Are we diluting the future job market for our specialty by rapidly increasing EM graduates? (Ann Emerg Med 2018;72[3]:302.) A disproportionate number of emergency physicians practice in urban and suburban settings with nearly 64 percent working in urban regions. Meanwhile, 27 percent of U.S. counties, mostly in the South and Midwest, have no emergency clinicians.

“Rural hospitals have unique needs for organizing and delivering emergency care and have reported that hiring nonemergency physicians and advanced practice providers is crucial because of greater local availability and lower salary compared with emergency physicians, which maximizes revenue efficiency,” the authors noted.

The study found that 32,039 board-certified emergency physicians billed Medicare in urban counties compared with 3,770 EPs working in rural counties. (Ann Emerg Med 2018;72[3]:302.) This is a staggering contrast. We are increasing emergency medicine trainees to meet a job market that likely does not exist. Reports in popular society are driving a trend that is incongruent with the reality in emergency medicine. It can be assumed that graduates, similar to current EM practitioners, will favor an urban or suburban setting just as years of graduates before them have done, which created this disparity.

If we continue to bolster the forces of available physicians to provide emergency care, it is reasonable to assume that urban and suburban salaries could decrease as jobs become more competitive. Newer physicians certainly would be more comfortable working at a decreased pay rate after never having worked for a higher wage.

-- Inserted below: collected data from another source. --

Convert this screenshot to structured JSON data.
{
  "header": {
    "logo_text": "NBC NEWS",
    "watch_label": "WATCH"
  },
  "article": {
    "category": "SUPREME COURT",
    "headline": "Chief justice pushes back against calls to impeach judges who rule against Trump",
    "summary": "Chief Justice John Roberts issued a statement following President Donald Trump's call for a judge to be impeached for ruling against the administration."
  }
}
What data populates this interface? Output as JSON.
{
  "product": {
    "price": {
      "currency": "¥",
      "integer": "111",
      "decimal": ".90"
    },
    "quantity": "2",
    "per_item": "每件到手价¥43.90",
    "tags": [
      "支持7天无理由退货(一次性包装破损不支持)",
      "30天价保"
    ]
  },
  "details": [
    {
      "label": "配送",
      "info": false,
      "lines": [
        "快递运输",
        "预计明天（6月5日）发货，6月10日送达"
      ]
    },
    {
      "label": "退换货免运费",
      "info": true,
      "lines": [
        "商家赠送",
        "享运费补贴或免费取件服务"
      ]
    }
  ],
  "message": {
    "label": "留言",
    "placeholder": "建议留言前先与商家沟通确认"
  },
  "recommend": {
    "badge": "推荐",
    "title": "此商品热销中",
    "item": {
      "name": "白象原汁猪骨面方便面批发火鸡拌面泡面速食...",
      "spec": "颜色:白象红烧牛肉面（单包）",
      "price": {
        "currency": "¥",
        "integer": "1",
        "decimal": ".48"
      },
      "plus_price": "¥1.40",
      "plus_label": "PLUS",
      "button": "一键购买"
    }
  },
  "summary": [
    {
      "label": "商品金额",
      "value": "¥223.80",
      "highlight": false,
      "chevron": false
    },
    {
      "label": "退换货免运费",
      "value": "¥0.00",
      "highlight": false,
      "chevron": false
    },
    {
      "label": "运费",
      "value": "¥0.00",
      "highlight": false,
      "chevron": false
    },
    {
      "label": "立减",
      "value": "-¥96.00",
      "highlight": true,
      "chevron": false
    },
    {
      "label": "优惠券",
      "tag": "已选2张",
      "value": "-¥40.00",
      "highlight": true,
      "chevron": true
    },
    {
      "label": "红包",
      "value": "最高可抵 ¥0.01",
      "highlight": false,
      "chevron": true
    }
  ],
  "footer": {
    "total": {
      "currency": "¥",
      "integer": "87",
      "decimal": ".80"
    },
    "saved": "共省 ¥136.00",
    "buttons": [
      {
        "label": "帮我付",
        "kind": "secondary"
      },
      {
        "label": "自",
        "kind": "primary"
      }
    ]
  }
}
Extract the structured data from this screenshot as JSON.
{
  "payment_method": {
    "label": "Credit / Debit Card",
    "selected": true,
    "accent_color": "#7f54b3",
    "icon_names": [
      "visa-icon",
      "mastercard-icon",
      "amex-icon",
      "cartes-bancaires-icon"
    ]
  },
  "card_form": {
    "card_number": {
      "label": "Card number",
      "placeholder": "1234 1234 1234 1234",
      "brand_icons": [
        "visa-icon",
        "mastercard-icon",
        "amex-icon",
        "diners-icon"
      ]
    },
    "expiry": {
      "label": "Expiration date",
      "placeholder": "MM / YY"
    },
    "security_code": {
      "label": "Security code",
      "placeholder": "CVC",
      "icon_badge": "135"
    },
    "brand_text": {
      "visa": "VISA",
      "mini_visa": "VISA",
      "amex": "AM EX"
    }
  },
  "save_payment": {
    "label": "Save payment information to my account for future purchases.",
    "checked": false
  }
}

Are we banishing new graduates—and ourselves—to work in rural settings far from the urban cores in which many of us currently practice and want to live? Are we increasing our trained physicians for jobs that will not pay EM wages? Are we growing for the right reasons?

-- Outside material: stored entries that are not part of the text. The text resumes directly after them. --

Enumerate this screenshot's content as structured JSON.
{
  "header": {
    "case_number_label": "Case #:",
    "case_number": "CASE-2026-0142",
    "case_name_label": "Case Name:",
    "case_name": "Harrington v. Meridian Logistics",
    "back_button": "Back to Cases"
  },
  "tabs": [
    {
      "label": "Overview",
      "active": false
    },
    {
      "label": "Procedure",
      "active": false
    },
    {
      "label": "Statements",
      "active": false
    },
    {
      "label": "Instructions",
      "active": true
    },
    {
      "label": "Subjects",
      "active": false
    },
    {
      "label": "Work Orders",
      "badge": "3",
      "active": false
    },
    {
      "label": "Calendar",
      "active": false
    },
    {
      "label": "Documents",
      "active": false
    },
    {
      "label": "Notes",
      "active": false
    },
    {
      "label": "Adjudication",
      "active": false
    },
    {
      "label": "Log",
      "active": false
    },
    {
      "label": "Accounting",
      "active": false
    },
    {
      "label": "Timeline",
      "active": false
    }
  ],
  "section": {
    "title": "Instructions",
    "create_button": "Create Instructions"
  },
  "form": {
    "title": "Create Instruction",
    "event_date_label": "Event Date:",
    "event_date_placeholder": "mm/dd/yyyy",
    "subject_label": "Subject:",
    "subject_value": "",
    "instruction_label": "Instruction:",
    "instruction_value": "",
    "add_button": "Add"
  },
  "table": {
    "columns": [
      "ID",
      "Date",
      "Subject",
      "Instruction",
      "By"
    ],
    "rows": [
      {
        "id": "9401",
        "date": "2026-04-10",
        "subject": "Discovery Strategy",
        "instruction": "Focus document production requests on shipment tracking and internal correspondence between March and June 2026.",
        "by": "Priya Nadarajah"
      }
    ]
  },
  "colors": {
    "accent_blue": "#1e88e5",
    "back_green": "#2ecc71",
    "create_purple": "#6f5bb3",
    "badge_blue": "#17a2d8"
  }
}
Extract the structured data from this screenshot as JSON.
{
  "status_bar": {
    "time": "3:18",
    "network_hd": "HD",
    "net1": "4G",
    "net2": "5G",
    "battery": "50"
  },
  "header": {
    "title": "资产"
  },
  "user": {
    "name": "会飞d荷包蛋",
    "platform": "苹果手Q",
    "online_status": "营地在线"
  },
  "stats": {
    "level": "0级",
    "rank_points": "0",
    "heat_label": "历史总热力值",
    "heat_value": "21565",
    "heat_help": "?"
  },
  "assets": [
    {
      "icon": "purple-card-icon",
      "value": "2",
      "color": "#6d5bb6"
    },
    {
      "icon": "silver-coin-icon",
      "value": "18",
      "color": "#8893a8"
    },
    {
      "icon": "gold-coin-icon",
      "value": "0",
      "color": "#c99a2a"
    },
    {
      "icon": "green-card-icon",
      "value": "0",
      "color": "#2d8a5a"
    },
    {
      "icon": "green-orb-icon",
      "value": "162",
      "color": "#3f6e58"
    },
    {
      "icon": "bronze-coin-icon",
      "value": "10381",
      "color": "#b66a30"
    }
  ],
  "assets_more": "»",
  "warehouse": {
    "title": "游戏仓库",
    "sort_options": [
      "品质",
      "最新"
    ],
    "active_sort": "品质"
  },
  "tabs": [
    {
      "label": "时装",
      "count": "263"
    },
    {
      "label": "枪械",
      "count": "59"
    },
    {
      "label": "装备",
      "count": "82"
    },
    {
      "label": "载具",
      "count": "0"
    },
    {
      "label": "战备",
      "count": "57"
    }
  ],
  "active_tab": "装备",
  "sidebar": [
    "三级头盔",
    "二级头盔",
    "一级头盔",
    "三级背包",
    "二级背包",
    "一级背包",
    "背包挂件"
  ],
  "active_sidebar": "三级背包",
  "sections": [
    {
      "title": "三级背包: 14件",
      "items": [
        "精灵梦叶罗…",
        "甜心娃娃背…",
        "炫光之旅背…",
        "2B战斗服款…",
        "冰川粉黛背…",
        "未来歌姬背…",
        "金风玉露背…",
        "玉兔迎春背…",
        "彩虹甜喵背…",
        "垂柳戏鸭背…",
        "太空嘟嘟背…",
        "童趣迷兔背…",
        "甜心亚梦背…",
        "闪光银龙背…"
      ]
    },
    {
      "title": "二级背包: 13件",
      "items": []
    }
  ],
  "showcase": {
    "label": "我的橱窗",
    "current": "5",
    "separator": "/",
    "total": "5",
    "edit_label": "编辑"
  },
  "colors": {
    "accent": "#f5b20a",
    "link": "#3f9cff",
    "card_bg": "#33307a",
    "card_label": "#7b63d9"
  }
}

The physician shortage emphasized by the media and medical education may be exaggerated for emergency medicine. Clearly, the response of increasing our workforce will test this. Rural communities staffed by non-EM-boarded and -trained physicians allow for continued operation and service to those communities at affordable rates for the health care system and patients.

Moving forward, it will be important for governing bodies to pay attention to these sentiments. As larger corporate groups work to maximize profits, salaries will decrease, and younger, newer members of the physician workforce will be forced toward undesirable locations to maximize income or will take decreased salaries to live in these suburban or urban locations. It will be worthwhile to track and trend salaries and monitor rural hiring to see if it is increasing along with the increasing number of graduates.

I believe we will be diluting our talent pool and seeing a significant salary decrease in the more desirable urban and suburban job markets unless we stabilize our rapid growth.